Der Christ brauchte den Tanz bisher nicht, um sich Gott nahe zu fühlen. Der Islam hat seine Derwische, Buddhisten und Hindus ihre Tempeltänze, viele Naturreligionen kennen ausschließlich ekstatische Gebete. Die Christenheit aber verzichtete darauf, in "transzendenten Tendenzen zu dancen" . Und zwar konsequent von Anfang an: in der Bibel beispielsweise wird kaum getanzt, und wenn dann doch jemand die Hüften schwingt, verliert am Ende ein Gerechter seinen Kopf. Sagen wir, wie bei Salomé und Johannes dem Täufer.
In der zweiten Hälfte des 20. Jahrhunderts lief es nicht besonders gut für die europäische Kirche, das Interesse war über die Jahrhunderte deutlich geschwunden. Auf dem evangelischen Kirchentag in Düsseldorf 1973 fanden sich kümmerliche 15000 verlorene Seelen ein.
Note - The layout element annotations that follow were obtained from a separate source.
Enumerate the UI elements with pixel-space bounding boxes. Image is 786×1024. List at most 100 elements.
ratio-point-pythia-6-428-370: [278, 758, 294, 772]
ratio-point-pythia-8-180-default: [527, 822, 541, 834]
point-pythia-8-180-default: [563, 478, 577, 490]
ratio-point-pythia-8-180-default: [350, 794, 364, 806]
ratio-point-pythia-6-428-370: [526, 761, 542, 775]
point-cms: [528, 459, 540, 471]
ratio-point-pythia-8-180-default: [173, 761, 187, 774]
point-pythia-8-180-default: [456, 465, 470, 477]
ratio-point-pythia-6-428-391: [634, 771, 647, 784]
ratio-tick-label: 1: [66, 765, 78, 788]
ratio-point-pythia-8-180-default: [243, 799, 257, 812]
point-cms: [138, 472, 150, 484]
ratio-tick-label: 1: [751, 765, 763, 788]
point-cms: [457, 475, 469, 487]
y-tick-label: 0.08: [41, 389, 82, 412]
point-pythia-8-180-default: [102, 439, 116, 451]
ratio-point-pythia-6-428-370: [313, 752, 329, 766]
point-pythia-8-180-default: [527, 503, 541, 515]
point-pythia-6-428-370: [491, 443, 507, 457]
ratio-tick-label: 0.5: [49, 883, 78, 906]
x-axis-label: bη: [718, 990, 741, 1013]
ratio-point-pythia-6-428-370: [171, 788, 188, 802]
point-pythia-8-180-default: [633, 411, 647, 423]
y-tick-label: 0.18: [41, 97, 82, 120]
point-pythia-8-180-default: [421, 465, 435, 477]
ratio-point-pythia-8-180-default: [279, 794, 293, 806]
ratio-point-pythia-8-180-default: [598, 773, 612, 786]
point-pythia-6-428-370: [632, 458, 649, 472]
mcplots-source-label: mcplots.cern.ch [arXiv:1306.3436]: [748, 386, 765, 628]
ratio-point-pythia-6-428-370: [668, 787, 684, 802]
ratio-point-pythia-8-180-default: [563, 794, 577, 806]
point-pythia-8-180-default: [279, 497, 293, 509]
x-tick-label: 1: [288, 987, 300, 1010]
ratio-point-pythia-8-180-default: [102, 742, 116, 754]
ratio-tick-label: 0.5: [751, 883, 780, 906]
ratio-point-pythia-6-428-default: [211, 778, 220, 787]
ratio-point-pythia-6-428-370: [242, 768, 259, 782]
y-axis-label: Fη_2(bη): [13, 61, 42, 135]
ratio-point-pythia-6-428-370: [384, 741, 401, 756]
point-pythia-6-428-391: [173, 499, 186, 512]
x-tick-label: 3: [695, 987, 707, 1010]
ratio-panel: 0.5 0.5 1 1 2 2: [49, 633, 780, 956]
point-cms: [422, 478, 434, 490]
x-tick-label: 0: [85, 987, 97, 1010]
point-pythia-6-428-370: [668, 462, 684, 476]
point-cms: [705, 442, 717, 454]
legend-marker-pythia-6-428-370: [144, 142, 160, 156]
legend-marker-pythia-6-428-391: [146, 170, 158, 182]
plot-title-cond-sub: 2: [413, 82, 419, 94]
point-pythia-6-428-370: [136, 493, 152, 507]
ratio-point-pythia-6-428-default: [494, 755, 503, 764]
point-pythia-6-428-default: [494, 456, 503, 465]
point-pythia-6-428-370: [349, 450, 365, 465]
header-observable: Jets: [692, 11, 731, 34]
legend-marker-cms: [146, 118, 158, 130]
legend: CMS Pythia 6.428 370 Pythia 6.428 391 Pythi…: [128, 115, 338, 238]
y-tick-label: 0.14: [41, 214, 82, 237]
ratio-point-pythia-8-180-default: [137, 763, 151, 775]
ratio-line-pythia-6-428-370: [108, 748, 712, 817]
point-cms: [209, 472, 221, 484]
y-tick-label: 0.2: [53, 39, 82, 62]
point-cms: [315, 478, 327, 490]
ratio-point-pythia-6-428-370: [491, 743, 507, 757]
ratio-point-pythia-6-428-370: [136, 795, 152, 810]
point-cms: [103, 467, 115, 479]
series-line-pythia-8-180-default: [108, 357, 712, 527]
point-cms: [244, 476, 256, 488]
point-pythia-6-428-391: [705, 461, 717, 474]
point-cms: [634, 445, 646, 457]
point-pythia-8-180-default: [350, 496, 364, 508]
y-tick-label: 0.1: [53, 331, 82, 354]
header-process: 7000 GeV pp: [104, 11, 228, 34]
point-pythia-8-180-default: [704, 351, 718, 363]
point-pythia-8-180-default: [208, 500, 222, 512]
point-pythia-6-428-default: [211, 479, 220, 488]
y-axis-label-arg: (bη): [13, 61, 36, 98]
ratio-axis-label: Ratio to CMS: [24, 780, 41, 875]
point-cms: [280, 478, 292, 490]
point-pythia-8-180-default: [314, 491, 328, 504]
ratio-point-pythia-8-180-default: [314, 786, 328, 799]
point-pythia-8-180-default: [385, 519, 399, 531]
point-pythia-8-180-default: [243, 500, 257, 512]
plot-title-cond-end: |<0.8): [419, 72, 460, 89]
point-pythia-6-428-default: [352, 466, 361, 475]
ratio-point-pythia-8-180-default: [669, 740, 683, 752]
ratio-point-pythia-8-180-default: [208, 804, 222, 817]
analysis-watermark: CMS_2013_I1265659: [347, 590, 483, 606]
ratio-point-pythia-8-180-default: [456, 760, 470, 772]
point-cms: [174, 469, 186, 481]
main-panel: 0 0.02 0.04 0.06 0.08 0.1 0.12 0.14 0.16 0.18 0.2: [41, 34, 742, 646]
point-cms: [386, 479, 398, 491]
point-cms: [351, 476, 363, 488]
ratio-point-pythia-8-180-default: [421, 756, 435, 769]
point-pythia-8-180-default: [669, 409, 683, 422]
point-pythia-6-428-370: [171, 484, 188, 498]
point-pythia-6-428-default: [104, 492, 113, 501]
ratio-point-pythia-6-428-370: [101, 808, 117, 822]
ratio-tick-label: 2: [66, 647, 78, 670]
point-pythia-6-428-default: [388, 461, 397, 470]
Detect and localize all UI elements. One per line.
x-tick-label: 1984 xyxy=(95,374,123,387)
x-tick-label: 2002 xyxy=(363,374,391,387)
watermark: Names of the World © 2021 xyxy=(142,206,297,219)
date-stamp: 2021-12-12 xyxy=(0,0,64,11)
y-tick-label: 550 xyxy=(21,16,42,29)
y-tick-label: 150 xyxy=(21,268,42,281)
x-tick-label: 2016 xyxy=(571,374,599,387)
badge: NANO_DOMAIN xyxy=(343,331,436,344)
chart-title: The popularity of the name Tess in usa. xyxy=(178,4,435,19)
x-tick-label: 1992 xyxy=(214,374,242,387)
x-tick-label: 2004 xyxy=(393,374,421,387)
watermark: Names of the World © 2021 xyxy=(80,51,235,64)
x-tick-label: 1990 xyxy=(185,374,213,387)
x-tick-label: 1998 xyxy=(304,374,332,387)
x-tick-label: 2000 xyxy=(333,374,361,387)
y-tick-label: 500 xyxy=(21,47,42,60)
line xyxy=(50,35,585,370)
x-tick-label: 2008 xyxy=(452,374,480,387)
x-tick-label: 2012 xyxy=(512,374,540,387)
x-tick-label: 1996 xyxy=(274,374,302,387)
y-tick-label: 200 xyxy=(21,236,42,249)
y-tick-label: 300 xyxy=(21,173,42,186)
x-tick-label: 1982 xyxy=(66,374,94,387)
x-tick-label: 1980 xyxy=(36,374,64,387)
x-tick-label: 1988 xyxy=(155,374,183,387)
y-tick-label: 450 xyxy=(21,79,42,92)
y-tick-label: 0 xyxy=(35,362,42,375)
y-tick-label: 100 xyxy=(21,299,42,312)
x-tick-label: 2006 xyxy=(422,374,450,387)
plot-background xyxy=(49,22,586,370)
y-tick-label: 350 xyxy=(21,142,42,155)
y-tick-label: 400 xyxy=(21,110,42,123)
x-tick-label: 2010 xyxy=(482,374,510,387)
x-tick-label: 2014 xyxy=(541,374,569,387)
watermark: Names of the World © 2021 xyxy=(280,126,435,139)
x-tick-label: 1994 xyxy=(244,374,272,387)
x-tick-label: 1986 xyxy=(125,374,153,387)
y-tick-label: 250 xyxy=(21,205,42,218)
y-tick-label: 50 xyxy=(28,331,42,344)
Also galt es, das Veranstaltungskonzept zu überarbeiten. So erfand man eine neue Partyreihe mit dem etwas sperrigem Namen "Liturgische Nacht", eine Mischung aus Pop-Festival und Abendmahlsgottesdienst.
In die gleiche Zeit fällt der Siegeszug der evangelikalen Freikirchen, die sich von den sehr viel hedonistischeren Spielarten des Hochamtes aus den USA und Südamerika anstecken ließen. Statt des viel zu abstrakten Herrgotts wird da viel lieber Jesus abgefeiert. Da hat man wenigstens ein Konterfei zur Verfügung, das man auf T-Shirts drucken kann - so etwas braucht man in der Popmoderne.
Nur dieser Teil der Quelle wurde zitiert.